そして小此木は「母性再考−−阿闍世の母韋提希の葛藤を辿る(2003)」という最晩年の論考で日本の母親像に関して「無償の愛とか、ゆるしとか、思いやりとか、やさしさとか、献身とか、自己犠牲とか、母性という言葉に含蓄されるすべて込められている。そのようにマゾヒズム的な母性の存在がいることで家庭でも職場でもうまく成り立って機能しているのだというのが日本人の阿闍世コンプレックス論の一つのテーマである」と述べています。
*〈母性〉をめぐる諸相
こうした古澤と小此木の治療観の前提には、慈愛に満ちた存在としての〈母性〉への素朴な信頼があるように思われます。
これに対して、ユング派の心理療法家である臨床心理学者、河合隼雄氏は〈母性〉における「生み育てる」という肯定的側面のみならず「呑み込む」という否定的側面に注目しています。そして氏はこうした「呑み込む」という側面を持つ〈母性〉との対決をユングのいう「自己実現の過程」の中に位置付けています。
また、戦後日本社会を代表する批評家である江藤淳氏はその主著「成熟と喪失」において、近代社会における〈母性〉は「圧しつけがましさ」を持つようになるといいます。
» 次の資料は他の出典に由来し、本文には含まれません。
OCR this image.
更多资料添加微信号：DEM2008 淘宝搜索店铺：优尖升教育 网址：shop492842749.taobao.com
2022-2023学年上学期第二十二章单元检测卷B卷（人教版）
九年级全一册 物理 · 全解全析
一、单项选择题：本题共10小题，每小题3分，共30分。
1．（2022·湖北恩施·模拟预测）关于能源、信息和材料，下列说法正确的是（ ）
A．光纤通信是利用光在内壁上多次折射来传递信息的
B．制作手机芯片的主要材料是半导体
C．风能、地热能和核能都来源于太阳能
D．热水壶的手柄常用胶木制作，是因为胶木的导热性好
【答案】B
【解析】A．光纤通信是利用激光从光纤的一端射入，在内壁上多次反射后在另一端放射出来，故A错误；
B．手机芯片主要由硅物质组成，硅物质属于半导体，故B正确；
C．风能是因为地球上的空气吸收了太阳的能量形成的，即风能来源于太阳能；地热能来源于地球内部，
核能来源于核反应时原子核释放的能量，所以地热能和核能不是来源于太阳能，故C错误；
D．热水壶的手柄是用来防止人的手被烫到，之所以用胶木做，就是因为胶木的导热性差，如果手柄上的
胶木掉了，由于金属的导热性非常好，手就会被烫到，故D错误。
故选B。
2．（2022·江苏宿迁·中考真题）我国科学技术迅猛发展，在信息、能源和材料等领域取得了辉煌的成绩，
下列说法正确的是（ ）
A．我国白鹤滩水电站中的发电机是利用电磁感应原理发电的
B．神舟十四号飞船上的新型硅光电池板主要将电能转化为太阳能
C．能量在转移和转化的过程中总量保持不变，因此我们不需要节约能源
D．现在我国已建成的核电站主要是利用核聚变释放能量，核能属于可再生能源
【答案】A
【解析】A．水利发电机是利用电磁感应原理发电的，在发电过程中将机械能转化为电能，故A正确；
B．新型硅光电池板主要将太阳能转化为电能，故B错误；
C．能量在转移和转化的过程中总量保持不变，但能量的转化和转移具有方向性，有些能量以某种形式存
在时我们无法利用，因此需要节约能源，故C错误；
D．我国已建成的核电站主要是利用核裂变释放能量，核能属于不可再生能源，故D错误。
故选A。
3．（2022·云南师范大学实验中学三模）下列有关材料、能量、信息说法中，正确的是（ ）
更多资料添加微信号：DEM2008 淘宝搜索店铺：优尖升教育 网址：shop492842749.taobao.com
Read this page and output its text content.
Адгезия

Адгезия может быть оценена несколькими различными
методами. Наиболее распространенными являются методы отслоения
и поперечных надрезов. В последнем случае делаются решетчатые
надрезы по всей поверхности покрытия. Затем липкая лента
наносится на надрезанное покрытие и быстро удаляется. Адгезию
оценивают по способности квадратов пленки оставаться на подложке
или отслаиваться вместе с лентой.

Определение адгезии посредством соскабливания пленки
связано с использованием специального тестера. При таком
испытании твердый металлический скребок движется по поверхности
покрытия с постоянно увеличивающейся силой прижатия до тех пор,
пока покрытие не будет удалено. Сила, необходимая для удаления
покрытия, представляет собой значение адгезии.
そして氏はそのような〈母性〉を見棄てるということ、すなわち〈喪失感の空洞のなかに湧いて来るこの「悪」を引き受けること〉こそがまさしく戦後日本社会における「成熟」の条件であるとしました。
河合氏や江藤氏の議論は「母性」をいわば乗り越えるべき対象として想定し、こうした〈母性〉との対決の中に個人の生を支える物語の獲得を見出しているといえます。そして、こうした〈母性〉をめぐる議論を踏まえた上で、社会共通の「大きな物語」が失墜し、ポストモダン状況が加速する現代社会の中に「阿闍世コンプレックス」を再び位置付け直してみるのも興味深い試みのように思われます。